Después de dos años y medio de estar denunciando y mostrando diariamente cómo se manejan y pelean por el territorio las bandas narco en la zona oeste de la ciudad, finalmente la Policía decidió hacer un fuerte acto de presencia: desde el sábado, tres grupos de acción rápida de la Metropolitana operan en el sector para intervenir principalmente en los enfrentamientos con armas.

La comercialización de drogas, el vigente mercado negro de armas, la utilización de pibes y los repetidos enfrentamientos que han costado más de una decena de vidas -muchas jóvenes- dejan a las claras que es necesario poner los pies en el campo y actuar.

No sólo se trata de mandar a una docena de policías, sino también de dar batalla con políticas genuinas.

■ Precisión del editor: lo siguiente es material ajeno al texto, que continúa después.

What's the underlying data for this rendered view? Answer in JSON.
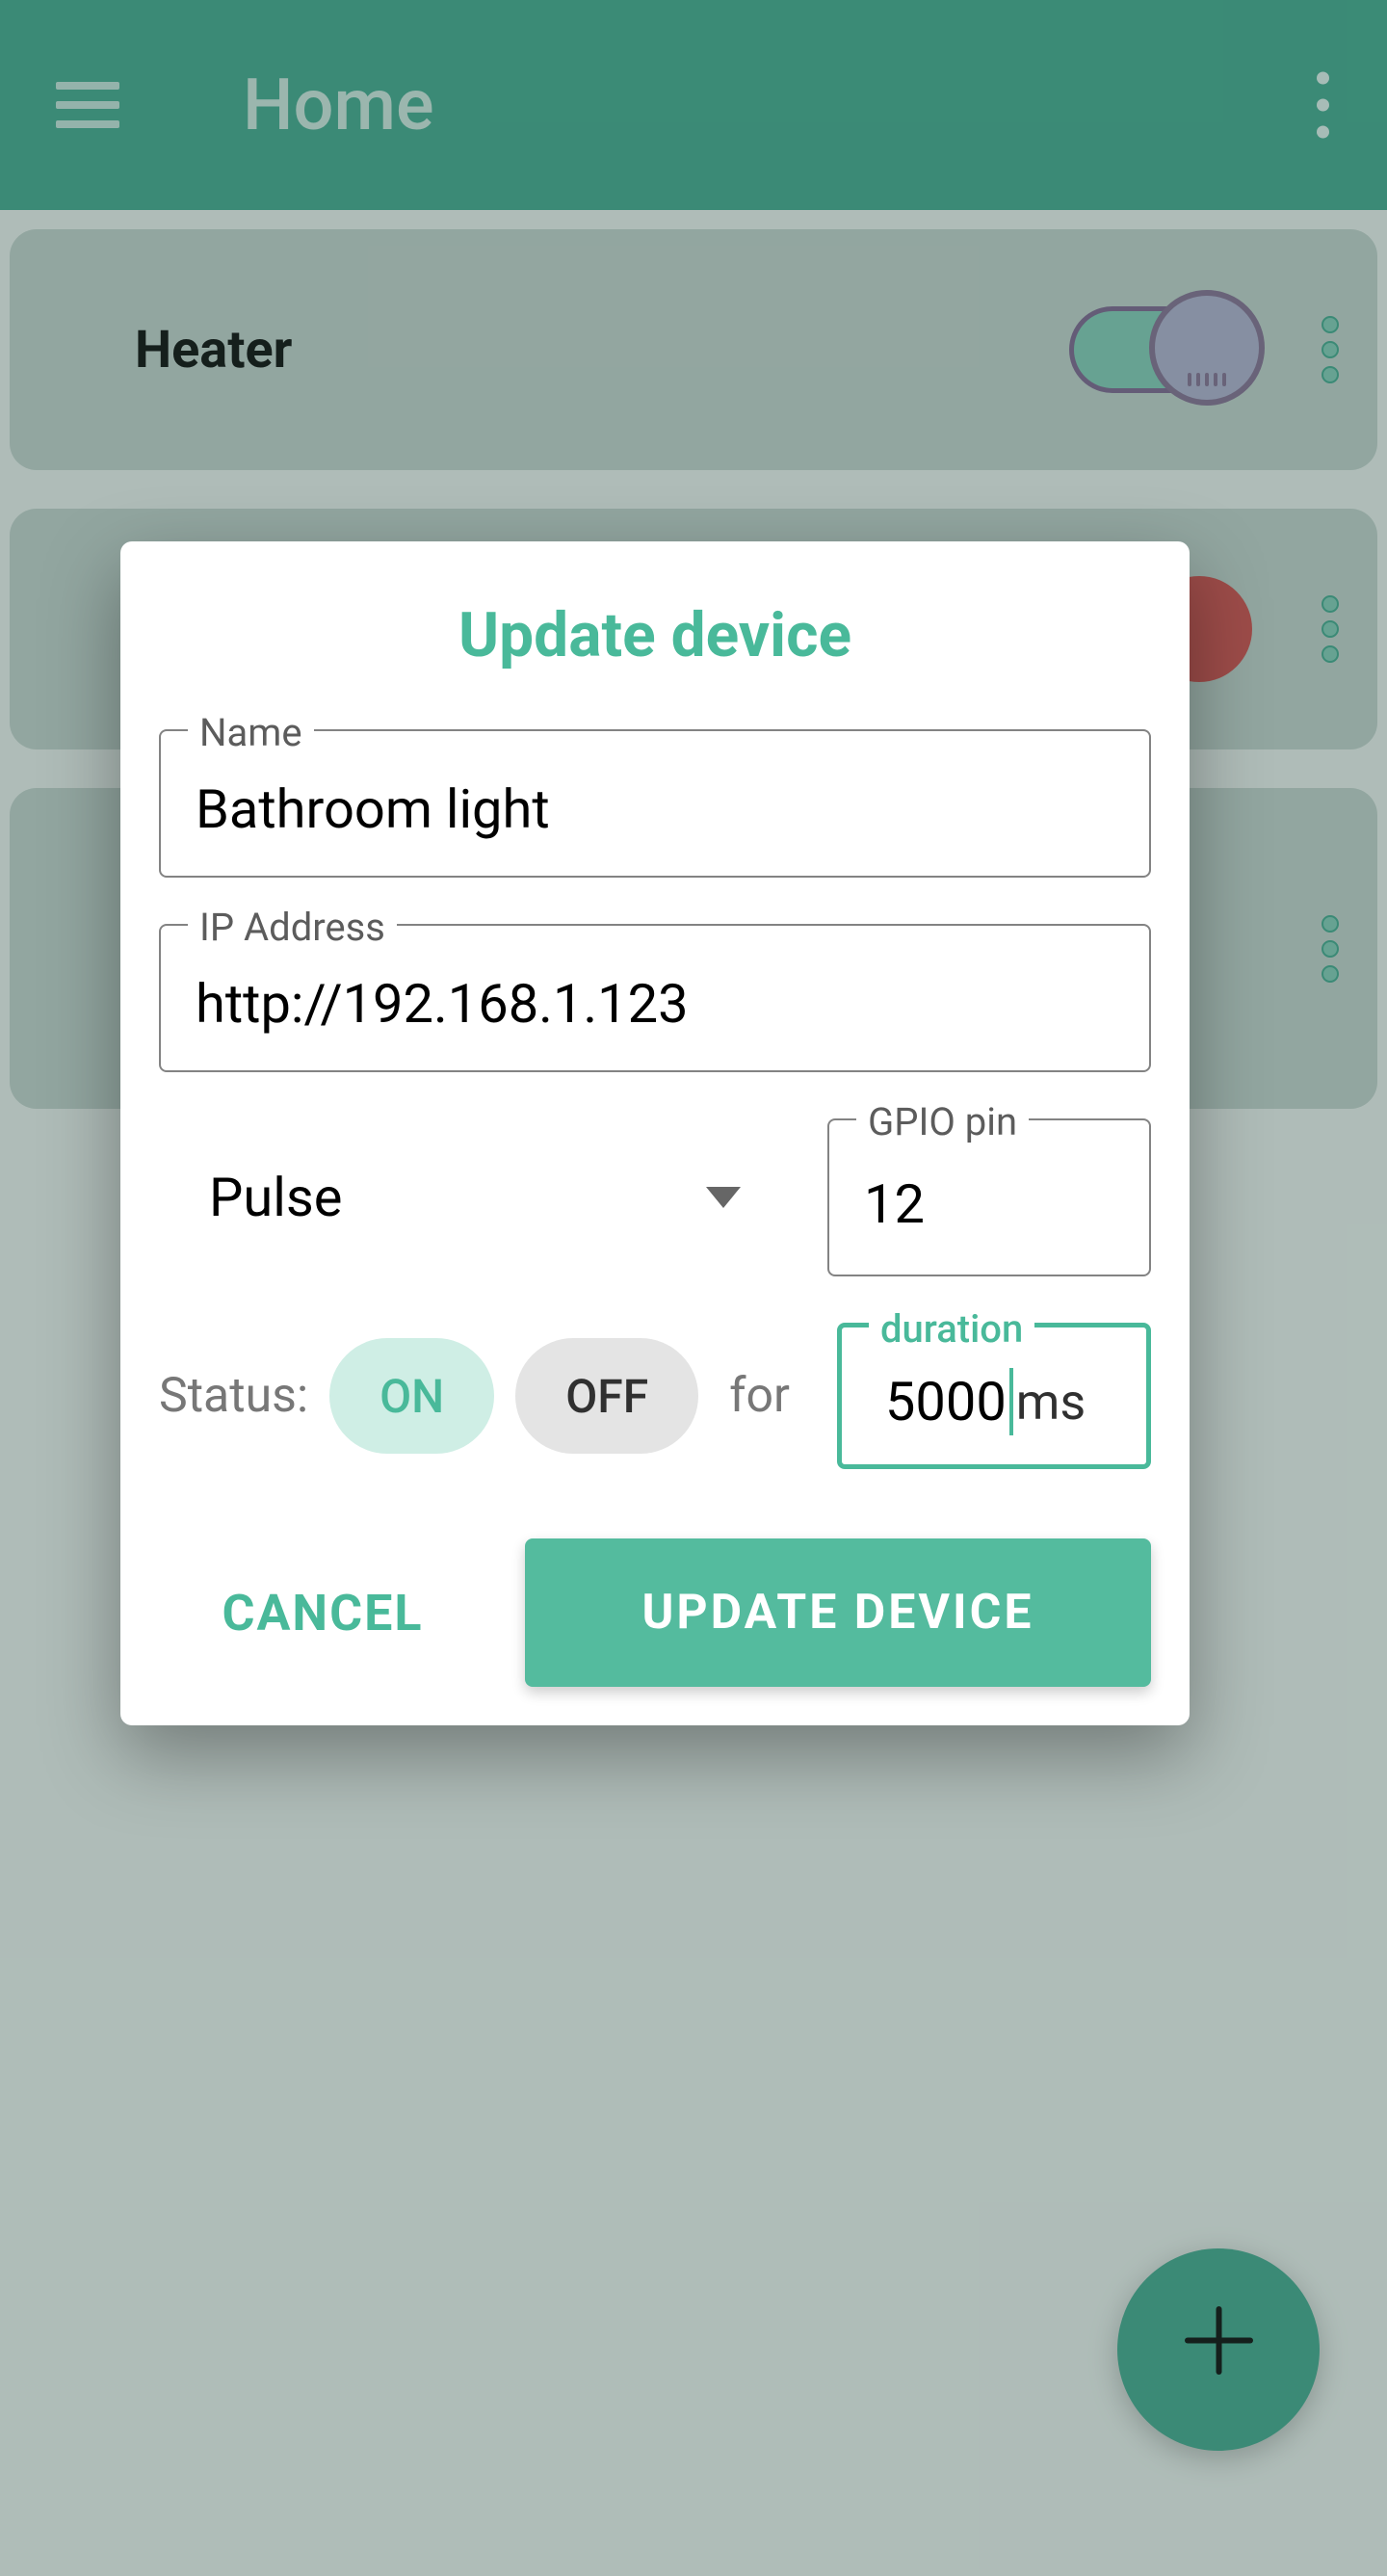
{
  "appBar": {
    "title": "Home"
  },
  "devices": [
    {
      "name": "Heater",
      "state": "on"
    },
    {
      "name": "",
      "state": "off"
    },
    {
      "name": "",
      "state": ""
    }
  ],
  "dialog": {
    "title": "Update device",
    "fields": {
      "nameLabel": "Name",
      "nameValue": "Bathroom light",
      "ipLabel": "IP Address",
      "ipValue": "http://192.168.1.123",
      "modeSelected": "Pulse",
      "gpioLabel": "GPIO pin",
      "gpioValue": "12",
      "statusLabel": "Status:",
      "onLabel": "ON",
      "offLabel": "OFF",
      "forLabel": "for",
      "durationLabel": "duration",
      "durationValue": "5000",
      "durationUnit": "ms"
    },
    "actions": {
      "cancel": "CANCEL",
      "submit": "UPDATE DEVICE"
    }
  },
  "fab": {
    "icon": "+"
  }
}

Aunque a muchos vecinos esta irrupción de la Policía les va a caer muy bien y los hará sentir seguros, también hay que observar las dinámicas sociales y entender que para algunos sectores es prácticamente una provocación. No sólo se trata de mandar a una docena de policías con cascos de kevlar, chalecos, escudos, protecciones, armas largas, balas de gomas y camionetas pertrechadas para recuperar el territorio, sino también de dar batalla con políticas genuinas, porque el plomo sobra en los barrios.

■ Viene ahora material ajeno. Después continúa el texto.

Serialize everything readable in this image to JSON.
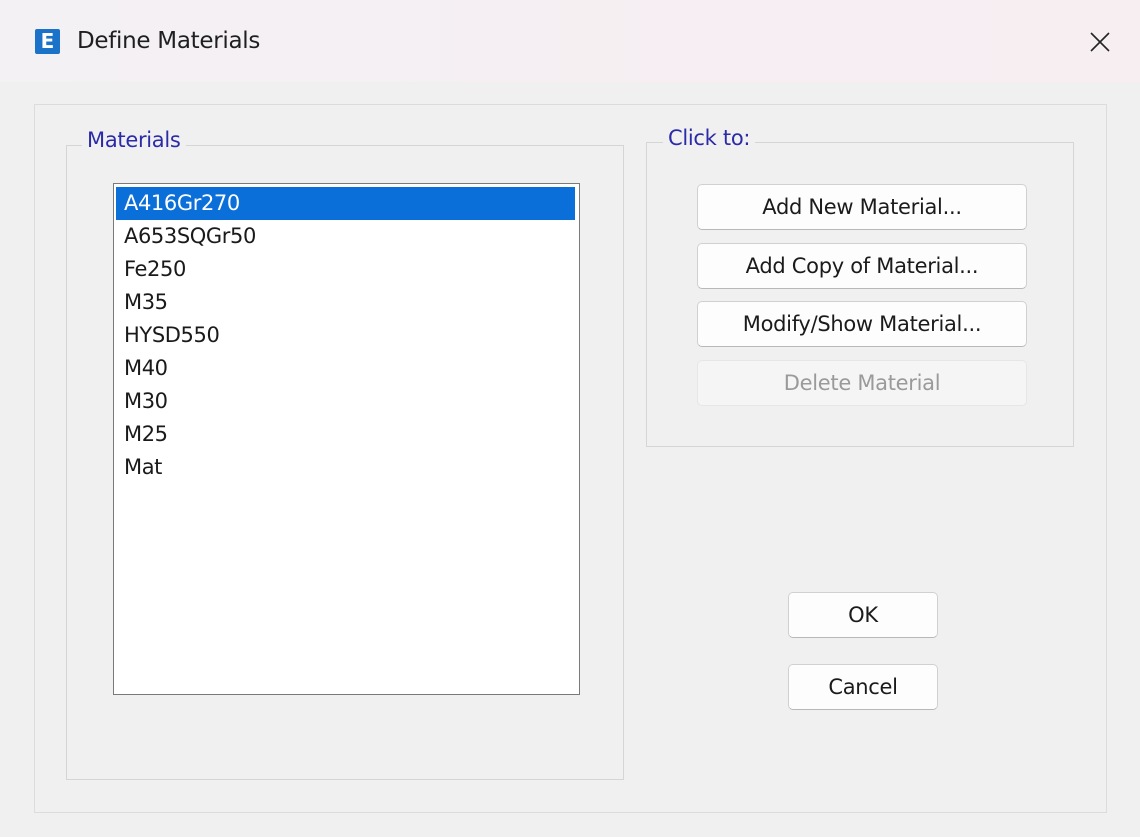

Si bien la realidad es compleja, hay cosas que están a la vista y son simples. La política de seguridad de Neuquén, históricamente, ha sido delegada a la Policía. Prevención, irrupción, control territorial y la detención de delincuentes son los ejes que se repiten cíclicamente. Lo que no ven -o no quieren ver- es que una política de seguridad es transversal a todas las áreas del Estado. Es necesario que el Gobierno entre de lleno en los barrios con propuestas variadas para los jóvenes y así pasar del plomo a la oportunidad.